Clair picked up golfing when he moved to Longboat Key, and hit the green once a week. He hit a hole-in-one during one Sarasota outing.
“They couldn’t find the ball,” Jean said. “They didn’t see it go in the hole.”
Professionally, Clair was an attorney who represented the oil company Amoco for almost three decades. His cases centered around maritime law and issues, merging his passion for boating and his career.

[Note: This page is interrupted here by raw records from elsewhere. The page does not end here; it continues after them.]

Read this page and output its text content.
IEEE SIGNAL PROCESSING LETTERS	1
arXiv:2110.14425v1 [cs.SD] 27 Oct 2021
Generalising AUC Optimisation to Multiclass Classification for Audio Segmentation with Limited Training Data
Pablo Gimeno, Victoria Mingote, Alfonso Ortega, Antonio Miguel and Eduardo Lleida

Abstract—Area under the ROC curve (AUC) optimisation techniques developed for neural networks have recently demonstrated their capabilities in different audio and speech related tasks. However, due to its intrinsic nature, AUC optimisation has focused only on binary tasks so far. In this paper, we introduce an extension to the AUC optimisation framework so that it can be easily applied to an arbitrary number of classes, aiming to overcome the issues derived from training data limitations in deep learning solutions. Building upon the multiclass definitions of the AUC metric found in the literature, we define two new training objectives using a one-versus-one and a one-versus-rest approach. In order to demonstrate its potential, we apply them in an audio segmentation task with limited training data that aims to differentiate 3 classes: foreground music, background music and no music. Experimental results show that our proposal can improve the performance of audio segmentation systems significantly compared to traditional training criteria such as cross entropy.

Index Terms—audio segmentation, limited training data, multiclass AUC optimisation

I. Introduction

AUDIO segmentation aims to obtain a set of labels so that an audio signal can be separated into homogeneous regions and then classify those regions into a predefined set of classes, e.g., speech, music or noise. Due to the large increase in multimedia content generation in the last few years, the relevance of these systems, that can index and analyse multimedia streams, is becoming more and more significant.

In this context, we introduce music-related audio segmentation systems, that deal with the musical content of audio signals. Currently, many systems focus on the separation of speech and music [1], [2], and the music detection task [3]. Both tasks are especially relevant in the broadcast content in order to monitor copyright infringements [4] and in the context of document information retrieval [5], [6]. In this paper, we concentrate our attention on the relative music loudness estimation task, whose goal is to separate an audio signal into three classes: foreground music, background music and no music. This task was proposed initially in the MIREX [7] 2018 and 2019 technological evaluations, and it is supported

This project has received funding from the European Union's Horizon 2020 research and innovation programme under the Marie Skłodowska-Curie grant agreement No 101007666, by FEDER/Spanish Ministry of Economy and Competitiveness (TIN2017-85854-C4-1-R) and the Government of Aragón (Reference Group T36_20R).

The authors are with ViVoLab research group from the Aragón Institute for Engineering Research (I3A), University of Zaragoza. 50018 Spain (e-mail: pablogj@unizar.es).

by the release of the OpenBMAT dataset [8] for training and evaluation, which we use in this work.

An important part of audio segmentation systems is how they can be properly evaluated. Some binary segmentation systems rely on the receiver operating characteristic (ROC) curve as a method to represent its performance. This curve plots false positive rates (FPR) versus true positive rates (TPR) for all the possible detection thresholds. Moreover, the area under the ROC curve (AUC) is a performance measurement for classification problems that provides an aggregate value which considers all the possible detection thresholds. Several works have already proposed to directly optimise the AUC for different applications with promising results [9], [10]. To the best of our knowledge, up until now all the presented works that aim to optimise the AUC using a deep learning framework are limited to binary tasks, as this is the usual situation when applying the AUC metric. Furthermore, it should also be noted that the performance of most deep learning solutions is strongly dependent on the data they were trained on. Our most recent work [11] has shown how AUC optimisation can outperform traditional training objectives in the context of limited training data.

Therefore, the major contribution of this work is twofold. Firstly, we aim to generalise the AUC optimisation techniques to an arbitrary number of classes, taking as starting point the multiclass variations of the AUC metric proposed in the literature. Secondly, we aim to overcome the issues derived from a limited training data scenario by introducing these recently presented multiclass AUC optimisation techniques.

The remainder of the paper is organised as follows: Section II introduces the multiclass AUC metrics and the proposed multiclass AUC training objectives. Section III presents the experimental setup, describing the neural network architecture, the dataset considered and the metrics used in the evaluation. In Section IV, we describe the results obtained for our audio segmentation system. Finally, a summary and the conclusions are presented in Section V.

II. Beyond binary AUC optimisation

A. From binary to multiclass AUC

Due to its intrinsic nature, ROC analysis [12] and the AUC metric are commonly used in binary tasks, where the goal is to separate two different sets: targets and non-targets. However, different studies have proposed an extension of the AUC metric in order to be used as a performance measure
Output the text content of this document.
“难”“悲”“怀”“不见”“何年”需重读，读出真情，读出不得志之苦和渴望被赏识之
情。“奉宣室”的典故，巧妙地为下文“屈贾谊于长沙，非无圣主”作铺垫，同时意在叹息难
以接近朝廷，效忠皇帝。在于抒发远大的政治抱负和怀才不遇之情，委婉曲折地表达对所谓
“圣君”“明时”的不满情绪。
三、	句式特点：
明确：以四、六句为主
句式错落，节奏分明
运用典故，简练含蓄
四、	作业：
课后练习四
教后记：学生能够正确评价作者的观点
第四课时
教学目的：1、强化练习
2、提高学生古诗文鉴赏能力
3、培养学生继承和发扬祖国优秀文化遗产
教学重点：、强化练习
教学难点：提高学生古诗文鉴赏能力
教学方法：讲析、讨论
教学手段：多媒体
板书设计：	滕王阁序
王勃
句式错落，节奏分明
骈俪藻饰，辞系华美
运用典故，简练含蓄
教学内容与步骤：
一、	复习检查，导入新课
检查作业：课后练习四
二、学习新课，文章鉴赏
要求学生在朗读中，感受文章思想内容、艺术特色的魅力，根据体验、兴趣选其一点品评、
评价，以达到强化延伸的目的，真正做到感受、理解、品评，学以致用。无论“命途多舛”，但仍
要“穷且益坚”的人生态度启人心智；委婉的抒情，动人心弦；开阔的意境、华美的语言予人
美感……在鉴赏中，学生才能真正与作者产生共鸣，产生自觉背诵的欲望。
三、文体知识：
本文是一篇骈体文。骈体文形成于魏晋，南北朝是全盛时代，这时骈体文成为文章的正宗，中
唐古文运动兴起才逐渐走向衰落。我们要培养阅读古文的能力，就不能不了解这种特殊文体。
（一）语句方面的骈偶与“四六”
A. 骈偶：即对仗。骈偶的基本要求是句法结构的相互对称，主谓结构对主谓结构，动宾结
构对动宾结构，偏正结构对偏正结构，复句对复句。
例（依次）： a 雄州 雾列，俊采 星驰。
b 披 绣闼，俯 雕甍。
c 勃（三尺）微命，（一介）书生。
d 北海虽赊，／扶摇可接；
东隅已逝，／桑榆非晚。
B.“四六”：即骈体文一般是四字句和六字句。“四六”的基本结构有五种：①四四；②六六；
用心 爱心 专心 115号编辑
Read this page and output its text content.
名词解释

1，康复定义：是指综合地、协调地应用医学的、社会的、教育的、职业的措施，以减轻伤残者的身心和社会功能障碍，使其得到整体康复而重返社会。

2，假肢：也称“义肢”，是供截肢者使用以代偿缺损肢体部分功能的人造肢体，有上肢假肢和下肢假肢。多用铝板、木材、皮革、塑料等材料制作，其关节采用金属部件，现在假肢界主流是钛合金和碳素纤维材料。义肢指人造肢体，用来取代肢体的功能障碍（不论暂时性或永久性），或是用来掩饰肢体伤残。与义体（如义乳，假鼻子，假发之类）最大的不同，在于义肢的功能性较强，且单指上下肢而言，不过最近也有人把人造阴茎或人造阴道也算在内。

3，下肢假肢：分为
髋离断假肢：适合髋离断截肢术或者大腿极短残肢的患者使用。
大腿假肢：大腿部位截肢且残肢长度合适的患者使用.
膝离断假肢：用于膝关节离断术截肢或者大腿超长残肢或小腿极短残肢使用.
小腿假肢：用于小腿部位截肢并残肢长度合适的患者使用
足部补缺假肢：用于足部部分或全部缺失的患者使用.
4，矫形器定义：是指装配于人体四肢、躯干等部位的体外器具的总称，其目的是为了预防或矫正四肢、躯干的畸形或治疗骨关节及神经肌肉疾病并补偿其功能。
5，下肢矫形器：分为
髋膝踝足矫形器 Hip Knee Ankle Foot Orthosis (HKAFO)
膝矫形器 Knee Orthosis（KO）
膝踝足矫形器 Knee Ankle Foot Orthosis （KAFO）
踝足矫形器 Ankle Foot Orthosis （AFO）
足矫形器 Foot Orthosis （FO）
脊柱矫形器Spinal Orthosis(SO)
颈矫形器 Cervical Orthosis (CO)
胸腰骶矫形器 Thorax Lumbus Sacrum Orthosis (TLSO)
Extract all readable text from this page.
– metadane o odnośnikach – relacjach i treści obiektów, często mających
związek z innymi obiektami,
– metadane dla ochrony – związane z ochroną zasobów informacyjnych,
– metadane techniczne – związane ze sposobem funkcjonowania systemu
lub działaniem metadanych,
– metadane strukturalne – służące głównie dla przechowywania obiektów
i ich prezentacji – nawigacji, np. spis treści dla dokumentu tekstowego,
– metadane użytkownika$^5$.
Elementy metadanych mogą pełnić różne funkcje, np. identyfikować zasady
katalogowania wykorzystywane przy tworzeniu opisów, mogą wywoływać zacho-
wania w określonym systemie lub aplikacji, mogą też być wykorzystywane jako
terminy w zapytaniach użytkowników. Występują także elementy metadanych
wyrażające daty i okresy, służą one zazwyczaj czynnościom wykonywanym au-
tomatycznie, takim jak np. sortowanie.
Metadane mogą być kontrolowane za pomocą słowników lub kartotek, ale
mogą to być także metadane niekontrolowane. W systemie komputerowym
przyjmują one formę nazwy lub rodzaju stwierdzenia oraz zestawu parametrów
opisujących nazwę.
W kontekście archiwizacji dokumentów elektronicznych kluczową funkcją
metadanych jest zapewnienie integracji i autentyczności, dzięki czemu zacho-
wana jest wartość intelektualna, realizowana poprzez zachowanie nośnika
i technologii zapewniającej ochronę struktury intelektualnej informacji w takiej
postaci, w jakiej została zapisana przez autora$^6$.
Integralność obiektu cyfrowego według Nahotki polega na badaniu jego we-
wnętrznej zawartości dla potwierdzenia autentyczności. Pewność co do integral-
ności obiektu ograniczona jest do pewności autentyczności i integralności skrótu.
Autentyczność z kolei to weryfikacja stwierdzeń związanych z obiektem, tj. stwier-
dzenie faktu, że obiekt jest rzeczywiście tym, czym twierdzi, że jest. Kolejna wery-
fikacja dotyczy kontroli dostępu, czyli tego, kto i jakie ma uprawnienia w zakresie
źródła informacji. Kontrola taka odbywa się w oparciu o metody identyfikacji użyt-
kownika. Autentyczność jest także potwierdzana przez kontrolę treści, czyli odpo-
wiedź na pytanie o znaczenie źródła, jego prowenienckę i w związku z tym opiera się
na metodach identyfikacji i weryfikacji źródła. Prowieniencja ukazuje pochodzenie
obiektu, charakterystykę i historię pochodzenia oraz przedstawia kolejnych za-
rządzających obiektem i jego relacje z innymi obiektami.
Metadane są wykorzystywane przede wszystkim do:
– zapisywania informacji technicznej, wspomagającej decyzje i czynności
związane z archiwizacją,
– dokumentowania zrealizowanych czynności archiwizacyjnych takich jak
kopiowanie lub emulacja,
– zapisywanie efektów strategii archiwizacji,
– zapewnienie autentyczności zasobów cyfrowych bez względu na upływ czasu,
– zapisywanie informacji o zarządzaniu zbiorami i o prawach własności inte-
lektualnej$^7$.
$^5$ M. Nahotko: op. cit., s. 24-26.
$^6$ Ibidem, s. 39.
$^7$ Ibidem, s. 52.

Perhaps the most consequential cases in his career came from representing Amoco after a 1978 oil spill, spending more than a decade on lawsuits and counter lawsuits stemming from the 216,000-ton spill.
His work took him across the globe, traveling to Europe, South America, Asia and the Middle East. He always returned with dolls for each of his three daughters.
Clair was the kind of guy to help his neighbors, showing he cared by his actions more often than his words. After a neighbor lost his eyesight, Randy stepped up to help how he could, stopping by once a week to read his mail to him.
“He was that kind of guy,” Clair-Hayes said. And Clair-Noxon said her dad was handy, fixing things around the house any opportunity he had.
Always there to help family and friends, Randy was a problem-solver.
“I had to take communications law in college. I think I came home every other weekend for him to translate,” Clair-Noxon said. “He walked me through how to take a garbage disposal apart over the phone. We could just about call him for anything.”
Clair’s funeral Mass will be held at 1 p.m. on Saturday, Jan. 31 at St. Mary, Star of the Sea, 4280 Gulf of Mexico Drive.